Continuous-film vs. device-level ferromagnetic resonance in magnetic tunnel junction thin films

We quantitatively compared film-level ferromagnetic resonance (FMR) measurements using standard vector network analyzer (VNA) techniques with device-level FMR measurements for both thermal FMR (T-FMR) and field-swept spin-torque FMR (FS-ST-FMR) techniques on magnetic tunnel junction (MTJ) thin films with in-plane magnetization. The film and FS-ST-FMR device determination of damping α are in agreement; however, α cannot be reliably determined by use of T-FMR device measurements due to bandwidth limitations. The device-level intercept of H_res vs. f is lower than film-level measurements of the effective magnetization (M_eff) due to the demagnetizing field and exchange coupling of the patterned free layer. The intercept shows device-to-device variations due to a combination of size variation and local film variations.

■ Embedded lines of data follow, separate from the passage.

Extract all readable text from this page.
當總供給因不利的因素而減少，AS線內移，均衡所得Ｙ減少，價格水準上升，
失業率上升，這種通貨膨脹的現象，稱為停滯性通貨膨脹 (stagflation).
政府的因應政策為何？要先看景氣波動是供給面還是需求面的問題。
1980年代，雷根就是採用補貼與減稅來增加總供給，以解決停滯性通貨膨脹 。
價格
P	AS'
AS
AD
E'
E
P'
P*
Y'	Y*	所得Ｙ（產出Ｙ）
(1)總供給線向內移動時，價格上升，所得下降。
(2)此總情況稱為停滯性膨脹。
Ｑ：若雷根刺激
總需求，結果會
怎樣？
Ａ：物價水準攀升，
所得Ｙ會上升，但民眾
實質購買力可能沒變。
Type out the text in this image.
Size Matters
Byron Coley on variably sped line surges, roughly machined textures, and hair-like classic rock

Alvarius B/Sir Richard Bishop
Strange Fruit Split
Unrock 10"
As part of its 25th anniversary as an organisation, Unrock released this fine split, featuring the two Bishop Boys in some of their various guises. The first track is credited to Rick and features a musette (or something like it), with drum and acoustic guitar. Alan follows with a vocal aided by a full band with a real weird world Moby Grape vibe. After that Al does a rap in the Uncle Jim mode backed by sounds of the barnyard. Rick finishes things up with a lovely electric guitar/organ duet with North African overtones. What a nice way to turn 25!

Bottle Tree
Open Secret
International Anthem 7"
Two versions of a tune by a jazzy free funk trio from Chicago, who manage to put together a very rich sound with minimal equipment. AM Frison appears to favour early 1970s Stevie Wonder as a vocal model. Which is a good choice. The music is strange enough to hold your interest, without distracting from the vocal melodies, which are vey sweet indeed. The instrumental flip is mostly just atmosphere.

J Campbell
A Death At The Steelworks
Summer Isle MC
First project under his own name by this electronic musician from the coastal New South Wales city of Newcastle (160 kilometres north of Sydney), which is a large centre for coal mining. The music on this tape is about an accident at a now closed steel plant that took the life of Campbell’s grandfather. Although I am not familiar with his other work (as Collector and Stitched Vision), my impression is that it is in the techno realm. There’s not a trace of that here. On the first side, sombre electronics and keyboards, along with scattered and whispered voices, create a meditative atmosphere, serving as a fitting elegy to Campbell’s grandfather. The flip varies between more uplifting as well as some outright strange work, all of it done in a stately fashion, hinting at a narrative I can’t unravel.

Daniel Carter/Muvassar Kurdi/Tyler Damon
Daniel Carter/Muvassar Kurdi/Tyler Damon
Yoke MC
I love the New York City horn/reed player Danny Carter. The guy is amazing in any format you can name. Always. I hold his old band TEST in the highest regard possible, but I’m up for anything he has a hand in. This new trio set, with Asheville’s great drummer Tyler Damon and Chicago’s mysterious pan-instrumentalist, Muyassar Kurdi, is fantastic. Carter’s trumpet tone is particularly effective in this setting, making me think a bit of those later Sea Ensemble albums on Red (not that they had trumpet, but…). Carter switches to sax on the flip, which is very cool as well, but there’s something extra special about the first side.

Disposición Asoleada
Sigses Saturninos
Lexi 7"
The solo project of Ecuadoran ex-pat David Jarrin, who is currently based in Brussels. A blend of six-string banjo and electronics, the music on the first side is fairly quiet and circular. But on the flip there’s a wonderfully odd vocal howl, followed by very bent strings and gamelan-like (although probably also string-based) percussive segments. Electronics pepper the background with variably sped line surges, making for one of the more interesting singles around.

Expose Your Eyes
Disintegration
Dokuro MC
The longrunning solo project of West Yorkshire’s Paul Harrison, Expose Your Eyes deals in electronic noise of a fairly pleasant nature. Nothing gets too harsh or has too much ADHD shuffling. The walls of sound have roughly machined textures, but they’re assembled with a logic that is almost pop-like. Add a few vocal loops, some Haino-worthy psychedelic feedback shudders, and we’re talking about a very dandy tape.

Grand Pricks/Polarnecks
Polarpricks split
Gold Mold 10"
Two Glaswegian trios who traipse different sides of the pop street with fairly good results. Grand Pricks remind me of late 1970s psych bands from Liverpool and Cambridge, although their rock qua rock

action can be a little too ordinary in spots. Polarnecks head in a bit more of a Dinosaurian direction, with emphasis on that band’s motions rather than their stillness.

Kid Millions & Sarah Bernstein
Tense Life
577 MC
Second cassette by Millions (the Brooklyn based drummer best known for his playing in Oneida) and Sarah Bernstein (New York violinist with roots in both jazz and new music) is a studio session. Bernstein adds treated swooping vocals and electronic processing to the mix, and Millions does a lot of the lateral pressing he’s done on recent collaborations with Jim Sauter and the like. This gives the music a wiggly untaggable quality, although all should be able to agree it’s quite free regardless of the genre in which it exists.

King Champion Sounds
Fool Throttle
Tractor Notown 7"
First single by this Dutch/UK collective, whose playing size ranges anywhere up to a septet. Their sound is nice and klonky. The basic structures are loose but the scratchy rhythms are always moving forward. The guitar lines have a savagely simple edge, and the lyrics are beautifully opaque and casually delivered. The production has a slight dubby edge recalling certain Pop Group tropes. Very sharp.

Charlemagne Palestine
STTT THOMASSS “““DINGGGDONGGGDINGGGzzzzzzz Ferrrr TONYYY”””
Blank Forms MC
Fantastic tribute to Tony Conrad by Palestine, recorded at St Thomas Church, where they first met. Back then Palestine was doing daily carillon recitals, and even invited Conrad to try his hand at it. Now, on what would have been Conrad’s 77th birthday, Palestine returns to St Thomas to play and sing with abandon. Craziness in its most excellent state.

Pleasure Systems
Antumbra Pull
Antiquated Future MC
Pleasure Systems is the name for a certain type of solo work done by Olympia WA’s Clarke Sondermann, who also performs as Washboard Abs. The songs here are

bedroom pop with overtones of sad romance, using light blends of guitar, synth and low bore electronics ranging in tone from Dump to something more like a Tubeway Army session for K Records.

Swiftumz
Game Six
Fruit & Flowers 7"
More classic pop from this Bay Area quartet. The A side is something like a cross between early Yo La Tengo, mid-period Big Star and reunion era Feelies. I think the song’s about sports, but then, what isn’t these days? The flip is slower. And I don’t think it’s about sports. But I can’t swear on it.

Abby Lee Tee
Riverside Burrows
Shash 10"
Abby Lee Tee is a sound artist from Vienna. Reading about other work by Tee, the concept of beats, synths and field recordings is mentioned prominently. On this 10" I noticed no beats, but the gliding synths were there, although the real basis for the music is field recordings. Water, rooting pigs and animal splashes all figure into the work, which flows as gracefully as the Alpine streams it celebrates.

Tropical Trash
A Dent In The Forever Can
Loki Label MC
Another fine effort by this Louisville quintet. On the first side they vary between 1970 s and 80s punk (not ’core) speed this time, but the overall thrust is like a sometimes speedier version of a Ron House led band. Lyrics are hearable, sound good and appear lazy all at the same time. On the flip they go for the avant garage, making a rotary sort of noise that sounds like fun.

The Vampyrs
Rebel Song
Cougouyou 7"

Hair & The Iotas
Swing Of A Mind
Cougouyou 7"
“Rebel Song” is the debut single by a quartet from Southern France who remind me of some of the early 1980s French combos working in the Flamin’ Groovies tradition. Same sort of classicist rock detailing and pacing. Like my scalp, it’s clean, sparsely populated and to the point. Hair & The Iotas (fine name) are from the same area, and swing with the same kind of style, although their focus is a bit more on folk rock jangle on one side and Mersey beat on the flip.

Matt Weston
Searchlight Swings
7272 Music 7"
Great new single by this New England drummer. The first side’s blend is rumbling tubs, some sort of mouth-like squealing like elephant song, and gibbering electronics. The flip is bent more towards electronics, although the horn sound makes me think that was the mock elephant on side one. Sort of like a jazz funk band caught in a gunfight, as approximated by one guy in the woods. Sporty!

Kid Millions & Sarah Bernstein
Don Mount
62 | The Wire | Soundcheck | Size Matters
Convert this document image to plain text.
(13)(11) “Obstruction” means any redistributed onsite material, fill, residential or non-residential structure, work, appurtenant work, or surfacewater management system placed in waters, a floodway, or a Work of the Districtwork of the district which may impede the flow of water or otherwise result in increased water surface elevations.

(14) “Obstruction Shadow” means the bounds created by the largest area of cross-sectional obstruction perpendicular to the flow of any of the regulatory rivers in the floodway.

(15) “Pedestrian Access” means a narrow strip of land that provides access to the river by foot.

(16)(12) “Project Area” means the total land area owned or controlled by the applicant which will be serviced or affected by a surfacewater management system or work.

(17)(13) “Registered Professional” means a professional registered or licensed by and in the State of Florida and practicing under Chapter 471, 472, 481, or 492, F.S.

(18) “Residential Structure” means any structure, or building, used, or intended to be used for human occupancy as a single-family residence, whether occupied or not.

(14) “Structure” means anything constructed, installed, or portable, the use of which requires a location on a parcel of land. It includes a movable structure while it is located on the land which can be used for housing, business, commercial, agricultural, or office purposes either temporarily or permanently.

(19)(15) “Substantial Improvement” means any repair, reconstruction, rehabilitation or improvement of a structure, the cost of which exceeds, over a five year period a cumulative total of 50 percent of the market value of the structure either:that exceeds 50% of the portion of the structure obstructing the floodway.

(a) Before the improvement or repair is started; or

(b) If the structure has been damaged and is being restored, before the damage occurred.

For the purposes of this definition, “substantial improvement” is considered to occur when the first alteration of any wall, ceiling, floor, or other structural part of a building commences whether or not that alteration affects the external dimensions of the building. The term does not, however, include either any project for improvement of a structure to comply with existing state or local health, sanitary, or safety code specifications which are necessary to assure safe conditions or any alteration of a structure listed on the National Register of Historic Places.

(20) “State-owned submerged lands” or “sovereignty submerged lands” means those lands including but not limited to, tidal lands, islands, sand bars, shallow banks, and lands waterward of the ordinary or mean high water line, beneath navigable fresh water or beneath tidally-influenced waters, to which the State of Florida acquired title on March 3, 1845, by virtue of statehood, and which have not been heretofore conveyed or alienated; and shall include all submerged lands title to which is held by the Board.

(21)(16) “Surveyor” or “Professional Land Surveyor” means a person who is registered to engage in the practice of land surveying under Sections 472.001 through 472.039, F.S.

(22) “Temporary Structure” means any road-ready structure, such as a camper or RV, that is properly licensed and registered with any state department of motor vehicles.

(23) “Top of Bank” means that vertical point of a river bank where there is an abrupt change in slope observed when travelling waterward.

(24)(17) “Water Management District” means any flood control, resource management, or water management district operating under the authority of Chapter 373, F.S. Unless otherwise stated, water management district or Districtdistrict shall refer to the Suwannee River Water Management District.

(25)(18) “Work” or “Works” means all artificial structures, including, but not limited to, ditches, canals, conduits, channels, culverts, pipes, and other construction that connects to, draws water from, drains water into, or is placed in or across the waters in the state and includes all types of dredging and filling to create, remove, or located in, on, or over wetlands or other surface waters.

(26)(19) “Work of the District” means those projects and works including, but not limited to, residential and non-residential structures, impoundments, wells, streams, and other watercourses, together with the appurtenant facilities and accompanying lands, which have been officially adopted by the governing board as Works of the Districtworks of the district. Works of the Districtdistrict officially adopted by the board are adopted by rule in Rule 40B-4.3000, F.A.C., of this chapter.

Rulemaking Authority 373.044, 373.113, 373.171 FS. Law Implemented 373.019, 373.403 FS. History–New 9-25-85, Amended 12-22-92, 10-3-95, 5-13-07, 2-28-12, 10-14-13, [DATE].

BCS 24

At the device level, the inhomogeneous broadening (ΔH₀) is nearly zero, while in film-level measurements, μ₀ΔH₀ > 10 mT due to averaging of the local film variations detected explicitly in the intercept of H_res vs. f at the device level. These results suggest that continuous-film and FS-ST-FMR measurements on multiple devices can provide comparable information about thin-film M_eff, α, and ΔH₀ with minimal interpretation, but caution is necessary when using T-FMR to determine α or ΔH₀.